Ob diese Modelle im Alltag mit den etablierten US-Anbietern mithalten können, muss sich erst zeigen. Die Konsequenz der Entscheidung selbst ist aber bemerkenswert – deutlich konsequenter als das inzwischen häufig gehörte Muster “wir sind souverän, aber Azure läuft trotzdem im Hintergrund mit”.

Für Unternehmen zeichnet sich damit ein klares Muster ab: Nach Cloud-Speicher und Office-Anwendungen wird künstliche Intelligenz der nächste Bereich sein, in dem digitale Souveränität zur echten Entscheidung wird. Wer heute beginnt, KI-Tools in Büroprozesse zu integrieren, sollte sich schon jetzt ähnliche Fragen stellen wie das Land Mecklenburg-Vorpommern:

  • Welche Daten werden überhaupt an einen KI-Dienst übergeben?
  • Wo werden Prompts, Anfragen und Ergebnisse gespeichert?
  • Werden dabei möglicherweise Kundendaten verarbeitet?
  • Gibt es europäische oder lokal betreute Alternativen?
  • Lässt sich der Anbieter später ohne großen Aufwand wechseln?

Ein Trend, der sich europaweit verstärkt

Mecklenburg-Vorpommern ist längst kein Einzelfall mehr, sondern Teil eines größeren Musters. Erst im Juni 2026 haben Deutschland und Frankreich mit dem sogenannten “Deutschland-Stack” einen gemeinsamen Rahmen für digitale Souveränität definiert. Gleichzeitig positionieren sich deutsche Cloud-Anbieter wie StackIT, IONOS Cloud und die Open Telekom Cloud zunehmend als souveräne Alternativen für Hochsicherheitsanwendungen. In den Niederlanden verfolgt die Regierung sogar einen Kurs der “maximalen digitalen Souveränität” mit einer zentral verwalteten, europäisch kontrollierten Cloud auf Open-Source-Basis.

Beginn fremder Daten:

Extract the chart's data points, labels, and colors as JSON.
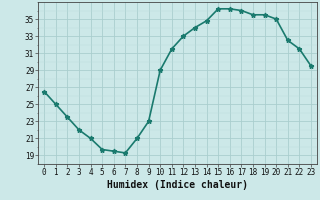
{
  "x": [
    0,
    1,
    2,
    3,
    4,
    5,
    6,
    7,
    8,
    9,
    10,
    11,
    12,
    13,
    14,
    15,
    16,
    17,
    18,
    19,
    20,
    21,
    22,
    23
  ],
  "y": [
    26.5,
    25.0,
    23.5,
    22.0,
    21.0,
    19.7,
    19.5,
    19.3,
    21.0,
    23.0,
    29.0,
    31.5,
    33.0,
    34.0,
    34.8,
    36.2,
    36.2,
    36.0,
    35.5,
    35.5,
    35.0,
    32.5,
    31.5,
    29.5
  ],
  "line_color": "#1a7a6e",
  "marker": "*",
  "marker_color": "#1a7a6e",
  "bg_color": "#cce8e8",
  "grid_major_color": "#aacece",
  "grid_minor_color": "#bbdddd",
  "xlabel": "Humidex (Indice chaleur)",
  "ylim": [
    18,
    37
  ],
  "xlim": [
    -0.5,
    23.5
  ],
  "yticks": [
    19,
    21,
    23,
    25,
    27,
    29,
    31,
    33,
    35
  ],
  "xticks": [
    0,
    1,
    2,
    3,
    4,
    5,
    6,
    7,
    8,
    9,
    10,
    11,
    12,
    13,
    14,
    15,
    16,
    17,
    18,
    19,
    20,
    21,
    22,
    23
  ],
  "tick_fontsize": 5.5,
  "xlabel_fontsize": 7,
  "line_width": 1.2,
  "marker_size": 3.5
}
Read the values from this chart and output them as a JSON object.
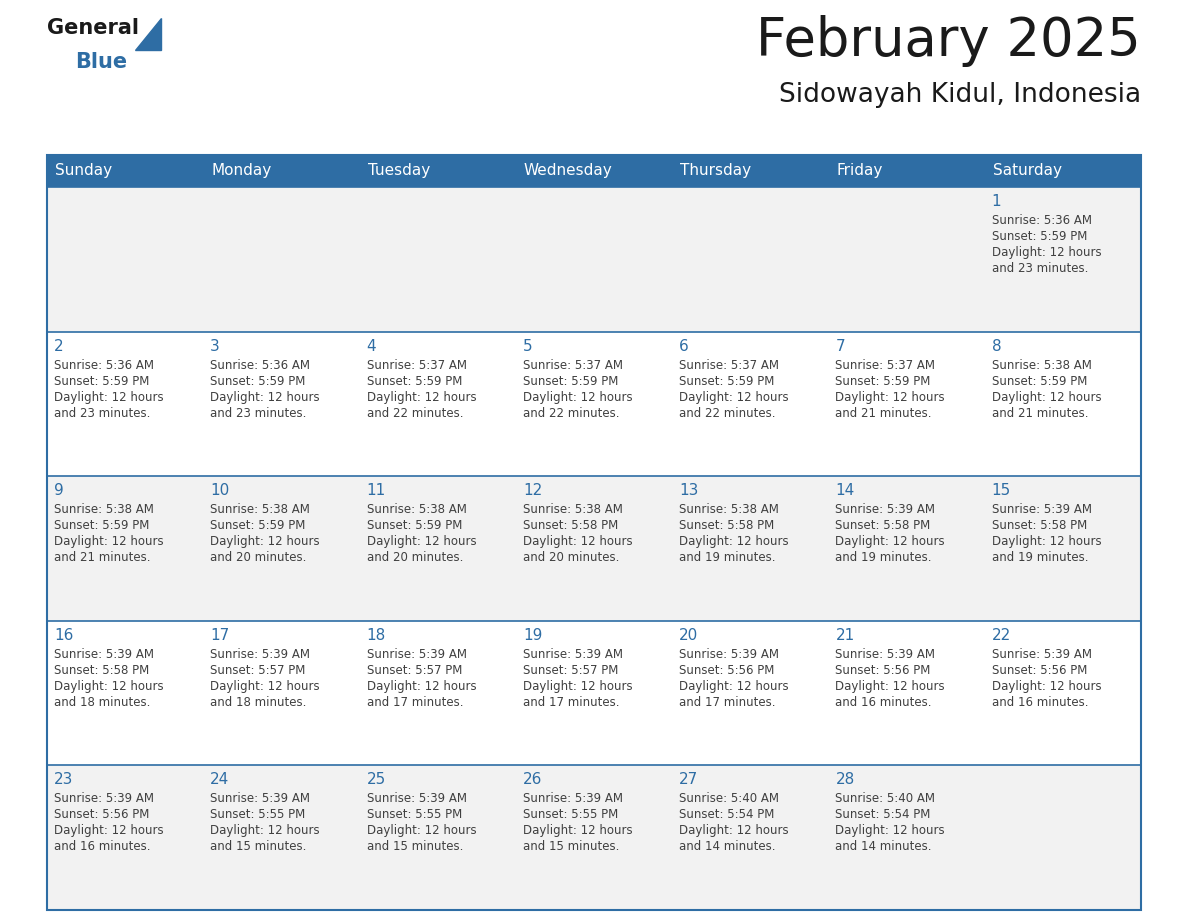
{
  "title": "February 2025",
  "subtitle": "Sidowayah Kidul, Indonesia",
  "header_bg": "#2E6DA4",
  "header_text_color": "#FFFFFF",
  "day_names": [
    "Sunday",
    "Monday",
    "Tuesday",
    "Wednesday",
    "Thursday",
    "Friday",
    "Saturday"
  ],
  "bg_color": "#FFFFFF",
  "cell_bg_even": "#F2F2F2",
  "cell_bg_odd": "#FFFFFF",
  "date_color": "#2E6DA4",
  "text_color": "#404040",
  "line_color": "#2E6DA4",
  "logo_general_color": "#1a1a1a",
  "logo_blue_color": "#2E6DA4",
  "fig_width": 11.88,
  "fig_height": 9.18,
  "dpi": 100,
  "days": [
    {
      "day": 1,
      "row": 0,
      "col": 6,
      "sunrise": "5:36 AM",
      "sunset": "5:59 PM",
      "daylight_hours": 12,
      "daylight_minutes": 23
    },
    {
      "day": 2,
      "row": 1,
      "col": 0,
      "sunrise": "5:36 AM",
      "sunset": "5:59 PM",
      "daylight_hours": 12,
      "daylight_minutes": 23
    },
    {
      "day": 3,
      "row": 1,
      "col": 1,
      "sunrise": "5:36 AM",
      "sunset": "5:59 PM",
      "daylight_hours": 12,
      "daylight_minutes": 23
    },
    {
      "day": 4,
      "row": 1,
      "col": 2,
      "sunrise": "5:37 AM",
      "sunset": "5:59 PM",
      "daylight_hours": 12,
      "daylight_minutes": 22
    },
    {
      "day": 5,
      "row": 1,
      "col": 3,
      "sunrise": "5:37 AM",
      "sunset": "5:59 PM",
      "daylight_hours": 12,
      "daylight_minutes": 22
    },
    {
      "day": 6,
      "row": 1,
      "col": 4,
      "sunrise": "5:37 AM",
      "sunset": "5:59 PM",
      "daylight_hours": 12,
      "daylight_minutes": 22
    },
    {
      "day": 7,
      "row": 1,
      "col": 5,
      "sunrise": "5:37 AM",
      "sunset": "5:59 PM",
      "daylight_hours": 12,
      "daylight_minutes": 21
    },
    {
      "day": 8,
      "row": 1,
      "col": 6,
      "sunrise": "5:38 AM",
      "sunset": "5:59 PM",
      "daylight_hours": 12,
      "daylight_minutes": 21
    },
    {
      "day": 9,
      "row": 2,
      "col": 0,
      "sunrise": "5:38 AM",
      "sunset": "5:59 PM",
      "daylight_hours": 12,
      "daylight_minutes": 21
    },
    {
      "day": 10,
      "row": 2,
      "col": 1,
      "sunrise": "5:38 AM",
      "sunset": "5:59 PM",
      "daylight_hours": 12,
      "daylight_minutes": 20
    },
    {
      "day": 11,
      "row": 2,
      "col": 2,
      "sunrise": "5:38 AM",
      "sunset": "5:59 PM",
      "daylight_hours": 12,
      "daylight_minutes": 20
    },
    {
      "day": 12,
      "row": 2,
      "col": 3,
      "sunrise": "5:38 AM",
      "sunset": "5:58 PM",
      "daylight_hours": 12,
      "daylight_minutes": 20
    },
    {
      "day": 13,
      "row": 2,
      "col": 4,
      "sunrise": "5:38 AM",
      "sunset": "5:58 PM",
      "daylight_hours": 12,
      "daylight_minutes": 19
    },
    {
      "day": 14,
      "row": 2,
      "col": 5,
      "sunrise": "5:39 AM",
      "sunset": "5:58 PM",
      "daylight_hours": 12,
      "daylight_minutes": 19
    },
    {
      "day": 15,
      "row": 2,
      "col": 6,
      "sunrise": "5:39 AM",
      "sunset": "5:58 PM",
      "daylight_hours": 12,
      "daylight_minutes": 19
    },
    {
      "day": 16,
      "row": 3,
      "col": 0,
      "sunrise": "5:39 AM",
      "sunset": "5:58 PM",
      "daylight_hours": 12,
      "daylight_minutes": 18
    },
    {
      "day": 17,
      "row": 3,
      "col": 1,
      "sunrise": "5:39 AM",
      "sunset": "5:57 PM",
      "daylight_hours": 12,
      "daylight_minutes": 18
    },
    {
      "day": 18,
      "row": 3,
      "col": 2,
      "sunrise": "5:39 AM",
      "sunset": "5:57 PM",
      "daylight_hours": 12,
      "daylight_minutes": 17
    },
    {
      "day": 19,
      "row": 3,
      "col": 3,
      "sunrise": "5:39 AM",
      "sunset": "5:57 PM",
      "daylight_hours": 12,
      "daylight_minutes": 17
    },
    {
      "day": 20,
      "row": 3,
      "col": 4,
      "sunrise": "5:39 AM",
      "sunset": "5:56 PM",
      "daylight_hours": 12,
      "daylight_minutes": 17
    },
    {
      "day": 21,
      "row": 3,
      "col": 5,
      "sunrise": "5:39 AM",
      "sunset": "5:56 PM",
      "daylight_hours": 12,
      "daylight_minutes": 16
    },
    {
      "day": 22,
      "row": 3,
      "col": 6,
      "sunrise": "5:39 AM",
      "sunset": "5:56 PM",
      "daylight_hours": 12,
      "daylight_minutes": 16
    },
    {
      "day": 23,
      "row": 4,
      "col": 0,
      "sunrise": "5:39 AM",
      "sunset": "5:56 PM",
      "daylight_hours": 12,
      "daylight_minutes": 16
    },
    {
      "day": 24,
      "row": 4,
      "col": 1,
      "sunrise": "5:39 AM",
      "sunset": "5:55 PM",
      "daylight_hours": 12,
      "daylight_minutes": 15
    },
    {
      "day": 25,
      "row": 4,
      "col": 2,
      "sunrise": "5:39 AM",
      "sunset": "5:55 PM",
      "daylight_hours": 12,
      "daylight_minutes": 15
    },
    {
      "day": 26,
      "row": 4,
      "col": 3,
      "sunrise": "5:39 AM",
      "sunset": "5:55 PM",
      "daylight_hours": 12,
      "daylight_minutes": 15
    },
    {
      "day": 27,
      "row": 4,
      "col": 4,
      "sunrise": "5:40 AM",
      "sunset": "5:54 PM",
      "daylight_hours": 12,
      "daylight_minutes": 14
    },
    {
      "day": 28,
      "row": 4,
      "col": 5,
      "sunrise": "5:40 AM",
      "sunset": "5:54 PM",
      "daylight_hours": 12,
      "daylight_minutes": 14
    }
  ]
}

Gleichzeitig zeigen aktuelle Zahlen ein interessantes Detail am Rande: Nur etwa 4,5 Prozent der Microsoft-365-Kunden zahlen bislang tatsächlich für Copilot. Während Microsoft seine KI-Produkte weiter bündelt, rüsten Behörden und unabhängige Anbieter mit offenen Alternativen nach. Der Wettbewerb um digitale Unabhängigkeit ist damit längst keine Zukunftsvision mehr, sondern eine sehr gegenwärtige, sehr praktische Entwicklung.

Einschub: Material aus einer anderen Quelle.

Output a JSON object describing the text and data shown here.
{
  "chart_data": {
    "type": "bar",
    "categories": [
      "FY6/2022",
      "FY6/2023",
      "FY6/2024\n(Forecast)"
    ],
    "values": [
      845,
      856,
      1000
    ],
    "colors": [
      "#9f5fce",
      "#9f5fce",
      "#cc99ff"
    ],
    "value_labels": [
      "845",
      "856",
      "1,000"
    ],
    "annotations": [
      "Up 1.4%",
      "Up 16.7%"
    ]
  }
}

Fazit: Ein guter Moment, die eigenen Abhängigkeiten zu prüfen

Mecklenburg-Vorpommern zeigt eindrucksvoll, dass sich digitale Souveränität nicht nur ankündigen, sondern tatsächlich umsetzen lässt. Der Wechsel von SharePoint zu Nextcloud betrifft schon heute tausende Arbeitsplätze und soll langfristig auf über 50.000 Mitarbeitende anwachsen – begleitet von einer eigenen, bewusst europäischen KI-Strategie.

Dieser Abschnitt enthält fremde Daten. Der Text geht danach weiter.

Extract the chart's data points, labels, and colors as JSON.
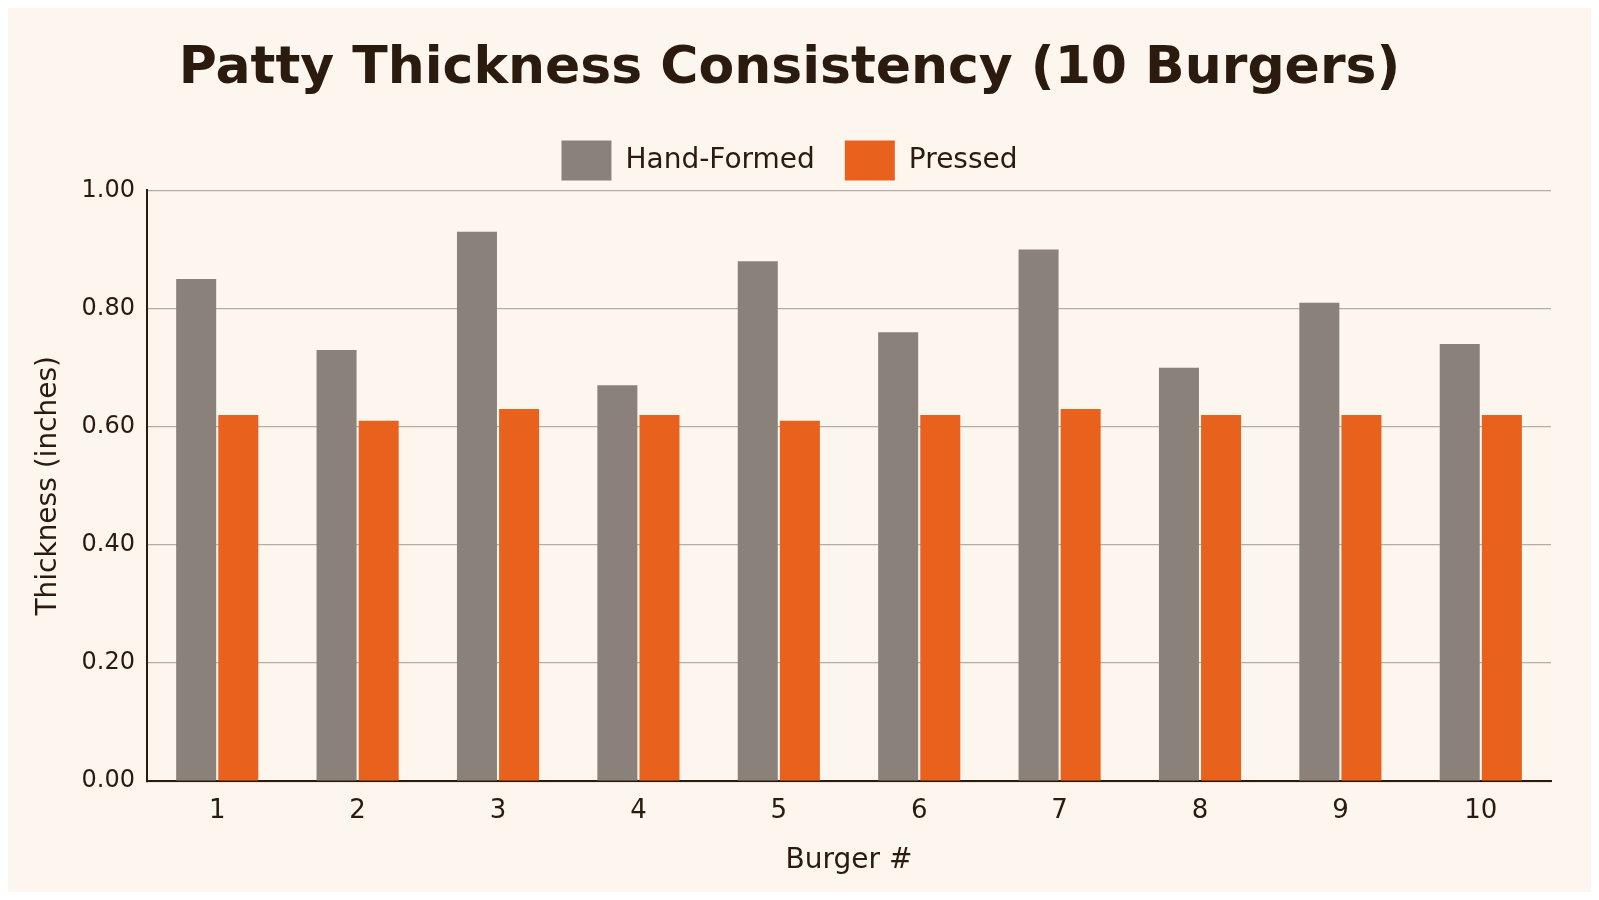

Für kleine Unternehmen liegt die eigentliche Lehre nicht darin, morgen sofort Microsoft 365 abzuschalten. Die viel wichtigere Erkenntnis ist eine andere: Jetzt ist ein guter Zeitpunkt, die eigenen Cloud-Abhängigkeiten ehrlich zu prüfen. Welche Daten, Prozesse und Kommunikationswege hängen aktuell an einem einzigen Anbieter? Wer diese Frage frühzeitig beantwortet, offene Alternativen kennt und funktionierende Backups besitzt, bleibt auch dann handlungsfähig, wenn sich die großen Plattformen einmal ändern, verteuern – oder schlicht nicht mehr wie gewohnt zur Verfügung stehen.